8 Şubat 2018 tarihinden beri haksız bir şekilde Bolu F Tipi Cezaevinde tutuklu bulunan Muhterem Alparslan Kuytul Hocaefendi’nin, 16 Ağustos 2019 tarihinde ailesi ile yapmış olduğu telefon görüşmesinin ses kaydı yayında…

Alparslan Kuytul Hocaefendi’nin, Cezaevinden YENİ SES KAYDI | 16 Ağustos 2019

Alo Selamun Aleykum, Ben Alparslan Kuytul…

Nasılsın iyi misin? Elhamdülillah ben de iyiyim. Bu, telefon yasağından sonra ilk konuşmamız değil mi? Mahkeme bizi haklı buldu. Verilen kararın yanlış olduğu zaten meydandaydı. İtiraz etmişlerdi, şimdi ağır ceza mahkemesinde itirazı da kazandık. İşte telefon edebiliyoruz. Gelen habere göre bana yine, “böyle bir hakkın yok” dediler. Şimdi tekrar, “gidin sorun” dedim. Sordular o şekilde konuşabiliyorum.

 Annem, çocuklar herkes iyi mi? Allah iyilik versin.

ALLAH DOĞRU İLE BERABER

Bir ayet aklıma geldi. İbrahim suresinde Allah-u Teala buyuruyor: “Gerçek şu ki onlar hileli düzenler kurdular oysa onların düzenleri dağları yerinden oynatacak da olsa Allah katında onlara hazırlanmış düzen vardır.” Herkes kendi düzenini kuruyor ama Allah hesapta yok. Allah’ın düzeni galip gelir. İnsanlar bunu hesaba katmıyor kendi planlarının yürüyeceğini zannediyorlar. Sonuçta Allah’ın dediği oluyor. Allah doğru ile beraber…

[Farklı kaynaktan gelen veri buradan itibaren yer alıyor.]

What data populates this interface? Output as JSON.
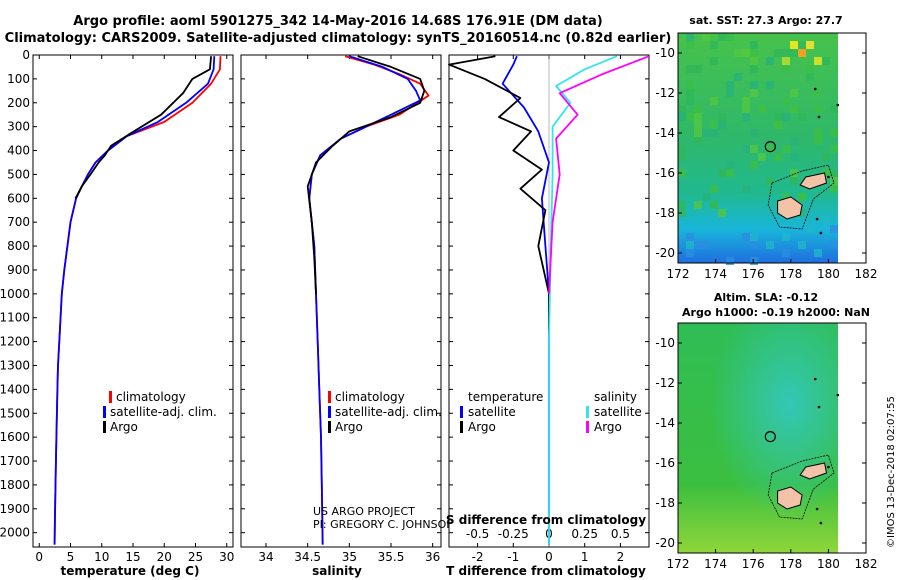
{
  "title": {
    "line1": "Argo profile: aoml 5901275_342 14-May-2016 14.68S 176.91E (DM data)",
    "line2": "Climatology: CARS2009. Satellite-adjusted climatology: synTS_20160514.nc (0.82d earlier)"
  },
  "colors": {
    "climatology": "#ff0000",
    "satellite": "#0000ff",
    "argo": "#000000",
    "sat_salinity": "#33e5ee",
    "argo_salinity": "#ff00ff"
  },
  "pressure_ticks": [
    "0",
    "100",
    "200",
    "300",
    "400",
    "500",
    "600",
    "700",
    "800",
    "900",
    "1000",
    "1100",
    "1200",
    "1300",
    "1400",
    "1500",
    "1600",
    "1700",
    "1800",
    "1900",
    "2000"
  ],
  "legend": {
    "climatology": "climatology",
    "satellite": "satellite-adj. clim.",
    "argo": "Argo",
    "diff_temperature": "temperature",
    "diff_salinity": "salinity",
    "diff_satellite": "satellite",
    "diff_argo": "Argo"
  },
  "notes": {
    "project": "US ARGO PROJECT",
    "pi": "PI: GREGORY C. JOHNSON",
    "credit": "©IMOS 13-Dec-2018 02:07:55"
  },
  "chart_data": [
    {
      "type": "line",
      "name": "temperature",
      "title": "",
      "xlabel": "temperature (deg C)",
      "ylabel": "pressure",
      "xlim": [
        -1,
        31
      ],
      "ylim": [
        2060,
        0
      ],
      "xticks": [
        0,
        5,
        10,
        15,
        20,
        25,
        30
      ],
      "series": [
        {
          "name": "climatology",
          "color": "#ff0000",
          "x": [
            29.0,
            28.9,
            27.5,
            24.5,
            20.0,
            14.0,
            11.0,
            9.0,
            7.8,
            6.8,
            5.9,
            5.0,
            4.5,
            4.0,
            3.6,
            3.2,
            3.0,
            2.9,
            2.75,
            2.6,
            2.5,
            2.45
          ],
          "y": [
            5,
            60,
            120,
            200,
            280,
            340,
            400,
            450,
            500,
            550,
            600,
            700,
            800,
            900,
            1000,
            1200,
            1300,
            1400,
            1600,
            1800,
            1950,
            2050
          ]
        },
        {
          "name": "satellite-adj. clim.",
          "color": "#0000ff",
          "x": [
            28.0,
            27.9,
            27.0,
            23.5,
            19.0,
            14.0,
            11.0,
            9.0,
            7.8,
            6.8,
            5.9,
            5.0,
            4.5,
            4.0,
            3.6,
            3.2,
            3.0,
            2.9,
            2.75,
            2.6,
            2.5,
            2.45
          ],
          "y": [
            5,
            60,
            120,
            200,
            280,
            340,
            400,
            450,
            500,
            550,
            600,
            700,
            800,
            900,
            1000,
            1200,
            1300,
            1400,
            1600,
            1800,
            1950,
            2050
          ]
        },
        {
          "name": "Argo",
          "color": "#000000",
          "x": [
            27.5,
            27.3,
            24.5,
            23.0,
            19.5,
            14.5,
            11.5,
            10.5,
            9.5,
            8.2,
            6.8,
            5.8
          ],
          "y": [
            5,
            60,
            100,
            160,
            250,
            330,
            380,
            420,
            450,
            500,
            550,
            600
          ]
        }
      ]
    },
    {
      "type": "line",
      "name": "salinity",
      "title": "",
      "xlabel": "salinity",
      "ylabel": "pressure",
      "xlim": [
        33.7,
        36.1
      ],
      "ylim": [
        2060,
        0
      ],
      "xticks": [
        34,
        34.5,
        35,
        35.5,
        36
      ],
      "series": [
        {
          "name": "climatology",
          "color": "#ff0000",
          "x": [
            34.95,
            35.3,
            35.6,
            35.85,
            35.95,
            35.6,
            35.2,
            34.9,
            34.65,
            34.55,
            34.52,
            34.55,
            34.58,
            34.6,
            34.62,
            34.64,
            34.66,
            34.67,
            34.68
          ],
          "y": [
            5,
            40,
            80,
            120,
            170,
            250,
            300,
            350,
            420,
            500,
            600,
            700,
            800,
            1000,
            1200,
            1400,
            1600,
            1800,
            2050
          ]
        },
        {
          "name": "satellite-adj. clim.",
          "color": "#0000ff",
          "x": [
            35.0,
            35.4,
            35.7,
            35.8,
            35.85,
            35.5,
            35.2,
            34.9,
            34.65,
            34.55,
            34.52,
            34.55,
            34.58,
            34.6,
            34.62,
            34.64,
            34.66,
            34.67,
            34.68
          ],
          "y": [
            5,
            50,
            100,
            150,
            190,
            250,
            300,
            350,
            420,
            500,
            600,
            700,
            800,
            1000,
            1200,
            1400,
            1600,
            1800,
            2050
          ]
        },
        {
          "name": "Argo",
          "color": "#000000",
          "x": [
            35.1,
            35.5,
            35.85,
            35.9,
            35.85,
            35.5,
            35.0,
            34.8,
            34.6,
            34.5,
            34.55,
            34.58,
            34.6
          ],
          "y": [
            5,
            50,
            100,
            150,
            200,
            260,
            320,
            380,
            450,
            550,
            700,
            850,
            1000
          ]
        }
      ]
    },
    {
      "type": "line",
      "name": "difference",
      "title": "",
      "xlabel": "T difference from climatology",
      "xlabel2": "S difference from climatology",
      "ylabel": "pressure",
      "xlim": [
        -2.8,
        2.8
      ],
      "ylim": [
        2060,
        0
      ],
      "xticks": [
        -2,
        -1,
        0,
        1,
        2
      ],
      "sticks": [
        "-0.5",
        "-0.25",
        "0",
        "0.25",
        "0.5"
      ],
      "series": [
        {
          "name": "T satellite",
          "color": "#0000ff",
          "x": [
            -0.9,
            -1.0,
            -1.3,
            -0.7,
            -0.3,
            0.0,
            -0.2,
            -0.1,
            0.0,
            0.0
          ],
          "y": [
            5,
            40,
            120,
            220,
            320,
            450,
            600,
            800,
            1000,
            2050
          ]
        },
        {
          "name": "T Argo",
          "color": "#000000",
          "x": [
            -1.5,
            -2.8,
            -1.8,
            -0.8,
            -1.4,
            -0.5,
            -1.0,
            -0.2,
            -0.8,
            -0.1,
            -0.3,
            0.0,
            0.0
          ],
          "y": [
            5,
            40,
            100,
            180,
            260,
            320,
            400,
            480,
            560,
            650,
            800,
            1000,
            1150
          ]
        },
        {
          "name": "S satellite",
          "color": "#33e5ee",
          "x": [
            1.9,
            1.0,
            0.2,
            0.6,
            0.1,
            0.1,
            0.05,
            0.0,
            0.0
          ],
          "y": [
            5,
            60,
            130,
            200,
            300,
            500,
            800,
            1200,
            2050
          ]
        },
        {
          "name": "S Argo",
          "color": "#ff00ff",
          "x": [
            2.8,
            1.5,
            0.3,
            0.8,
            0.2,
            0.3,
            0.1,
            0.0
          ],
          "y": [
            5,
            80,
            160,
            250,
            350,
            500,
            700,
            1000
          ]
        }
      ]
    },
    {
      "type": "heatmap",
      "name": "sat-sst-map",
      "title": "sat. SST: 27.3 Argo: 27.7",
      "xlim": [
        172,
        182
      ],
      "ylim": [
        -20.5,
        -9
      ],
      "xticks": [
        172,
        174,
        176,
        178,
        180,
        182
      ],
      "yticks": [
        -10,
        -12,
        -14,
        -16,
        -18,
        -20
      ],
      "marker": {
        "lon": 176.91,
        "lat": -14.68
      }
    },
    {
      "type": "heatmap",
      "name": "sla-map",
      "title": "Altim. SLA: -0.12",
      "subtitle": "Argo h1000: -0.19 h2000: NaN",
      "xlim": [
        172,
        182
      ],
      "ylim": [
        -20.5,
        -9
      ],
      "xticks": [
        172,
        174,
        176,
        178,
        180,
        182
      ],
      "yticks": [
        -10,
        -12,
        -14,
        -16,
        -18,
        -20
      ],
      "marker": {
        "lon": 176.91,
        "lat": -14.68
      }
    }
  ]
}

 Bir kardeşimiz mektubunda şey demiş. Bu benim zindana atılmamın sonuçlarını değerlendirmiş. Onunla ilgili diyor ki, “Bedenlerin tutsak oluşu fikirleri ve ruhları hür kıldı. Nice ruhu tutsak bedenler vardır ki ruhu hür ama bedeni tutsak olan âlimler sayesinde hürriyete kavuştu. Sizin tutsak bedeniniz bizim tutsak ruhumuzun ve fikirlerimizin anahtarı oldu. Fikirleri esir edemeyecekleri için fikirleri hür kılanı esir ettiler ancak ceza amelin cinsinden geldi fikirlerin ve ruhların kilidini açıyor diye esir ettikleri beden, hür halinden katbekat daha fazla esir etmek istedikleri ruhların anahtarı oldu.” İnşallah, inşallah öyle olmuştur yani birçok insanın belki meseleyi anlamasına vesile olmuş oldu. Sonunda da diyor ki, “Allah’ta teselli bulan alimleri teselli etmek bizlerin işi ve harcı değildir. Bizler ömrümüzü bu yolda feda ederek hayatımız ile sizleri teselli edeceğiz inşallah.” İnşallah, benim de duam odur. Allah onların duasını da kabul etsin.

Benim tüm kardeşlerime diyeceğim şu: “Olabilirsen ağaçlar ve çiçekler yetiştirecek toprak ol, toprak olamazsan ağaç olup meyveler verecek tohum ol, tohum olamazsan hiç olmazsa tohumu sulayan el ol, el bile olmazsan vazifeni yapmadığın için Allah’ın cezasına hazır ol.”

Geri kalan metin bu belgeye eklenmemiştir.